Getting good photographs of members of the Aransas-Wood Buffalo flock of whooping cranes is not easy. First they are wild and cautious. And then there are so few of them (about 300). Generally they are in locations not easy to get to. During this time of year the whoopers are migrating from their nesting habitat in Wood Buffalo National Park, Canada to Aransas National Wildlife Refuge along the Texas coast.  They may be observed anywhere along the 2,400 mile migratory route if you are lucky.

Photographer Mike Umscheid is one of those lucky people but I believe that his luck improves the harder he works. Mike recently made some excellent photos of whooping cranes and agreed to share them with the Whooping Crane Conservation Association (WCCA).

Mike’s photo shown below is very unusual because there are 16 whoopers flying together. Two more were with the group. Normally whooping cranes fly in groups of 2 to 8, so a photograph of 16 together is very unlikely.

Sixteen whooping cranes flying over Quivira National Wildlife Refuge. Photo by Mike Umscheid

WCCA communicated with Mike and we share with you his excitement about his recent encounter with the cranes. Mike advised: “I’ve visited the WCCA website before, even before I photographed those cranes, in gathering information on movement of the whoopers, the latest flock numbers, etc. I’ve fallen in love with the whooping crane and it is a bird that I have always wanted to photograph.  Needless to say, it was an absolute treasure being around them and having them fly above me (let alone photographing them).”

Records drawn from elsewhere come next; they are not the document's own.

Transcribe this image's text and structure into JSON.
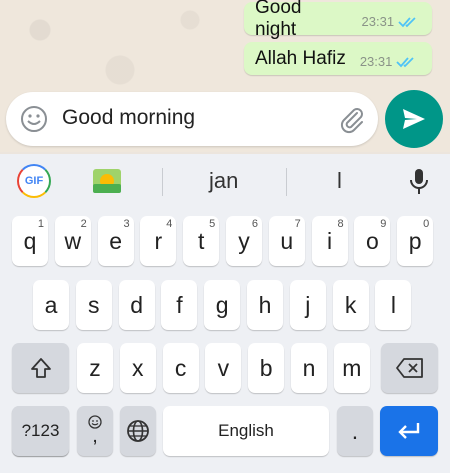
{
  "messages": [
    {
      "text": "Good night",
      "time": "23:31"
    },
    {
      "text": "Allah Hafiz",
      "time": "23:31"
    }
  ],
  "input": {
    "value": "Good morning"
  },
  "keyboard": {
    "gif_label": "GIF",
    "suggestions": [
      "jan",
      "l"
    ],
    "row1": [
      {
        "label": "q",
        "hint": "1"
      },
      {
        "label": "w",
        "hint": "2"
      },
      {
        "label": "e",
        "hint": "3"
      },
      {
        "label": "r",
        "hint": "4"
      },
      {
        "label": "t",
        "hint": "5"
      },
      {
        "label": "y",
        "hint": "6"
      },
      {
        "label": "u",
        "hint": "7"
      },
      {
        "label": "i",
        "hint": "8"
      },
      {
        "label": "o",
        "hint": "9"
      },
      {
        "label": "p",
        "hint": "0"
      }
    ],
    "row2": [
      "a",
      "s",
      "d",
      "f",
      "g",
      "h",
      "j",
      "k",
      "l"
    ],
    "row3": [
      "z",
      "x",
      "c",
      "v",
      "b",
      "n",
      "m"
    ],
    "symbols_label": "?123",
    "comma_label": ",",
    "space_label": "English",
    "period_label": "."
  },
  "colors": {
    "accent": "#009688",
    "bubble": "#dcf8c6",
    "enter": "#1a73e8"
  }
}
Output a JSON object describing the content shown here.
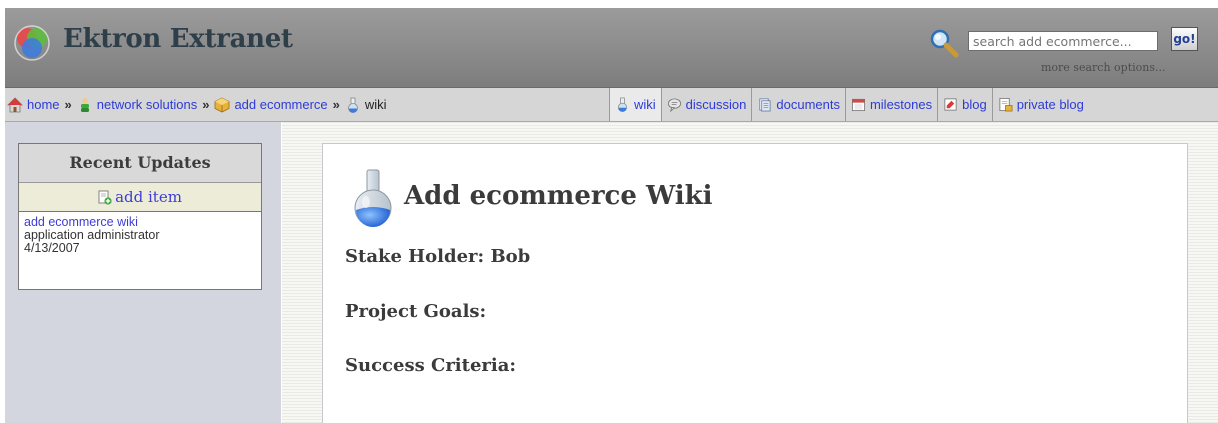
{
  "header": {
    "title": "Ektron Extranet",
    "search_placeholder": "search add ecommerce...",
    "go_label": "go!",
    "more_search_label": "more search options..."
  },
  "breadcrumb": {
    "home": "home",
    "network_solutions": "network solutions",
    "add_ecommerce": "add ecommerce",
    "current": "wiki",
    "separator": "»"
  },
  "tabs": {
    "wiki": "wiki",
    "discussion": "discussion",
    "documents": "documents",
    "milestones": "milestones",
    "blog": "blog",
    "private_blog": "private blog"
  },
  "sidebar": {
    "recent_updates_title": "Recent Updates",
    "add_item_label": "add item",
    "update": {
      "title": "add ecommerce wiki",
      "author": "application administrator",
      "date": "4/13/2007"
    }
  },
  "main": {
    "title": "Add ecommerce Wiki",
    "stake_holder": "Stake Holder: Bob",
    "project_goals": "Project Goals:",
    "success_criteria": "Success Criteria:"
  },
  "colors": {
    "link_blue": "#2e3bd6",
    "header_gray": "#8b8b8b",
    "sidebar_bg": "#d3d6df"
  },
  "icons": {
    "logo": "ektron-logo-icon",
    "search": "magnifier-icon",
    "home": "home-icon",
    "network": "group-icon",
    "project": "box-icon",
    "wiki": "flask-icon",
    "discussion": "speech-bubble-icon",
    "documents": "document-icon",
    "milestones": "calendar-icon",
    "blog": "blog-icon",
    "private_blog": "private-blog-icon",
    "add_item": "add-document-icon"
  }
}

Mike continues: “I was out at Quivira (National Wildlife Refuge, Kansas) photographing cranes for a couple of days recently. The surge of cranes began to arrive there earlier last week. The whooper numbers peaked at 18, and all 18 of them were on the Little Salt Marsh (LSM) at that time. The day before, my partner (Jim Glynn), and I photographed 3 whoopers as they flew just about directly overhead as they lifted off to feed around 10:30 in the morning. I got some fairly nice nearly frame-filling images of these birds in flight.” (WCCA has omitted the specific times and locations of the whooping cranes to help prevent possible harassment of the birds. Most whooper visits occur overnight and are gone from the area by mid-morning the next day.)

 After photographing the many sandhills on Big Salt Marsh (BSM), Mike and Jim slowly made their way to another site to see if they could observe the whoopers again. Sure enough, they located them again way out in the middle of a marsh. Mike explained: “At first there were two subgroups of 13+5, but then they all converged before taking flight to head south. The 16 adults and 2 juveniles took flight, a scene I’ll never  forget.  We were repositioning ourselves as they lifted off, so I  didn’t get any images of the lift off, as the flapping, stark black wing tips were lined up one by one like a series of aircraft departing  off a runway. We grabbed some amazing in flight shots in good front light as they were flying towards us — all 18 of them!”

Mike added, “In several of my images, I noticed one adult did have a GPS tracking unit on one of its legs and was banded. All the other birds were device/banded free. It was a moment I never anticipated I would get to experience, and I have only had my 600mm lens for less than a month!  All my in-flight images were shot with a Nikon D3, 600mm f/4 lens with  1.4x teleconverter.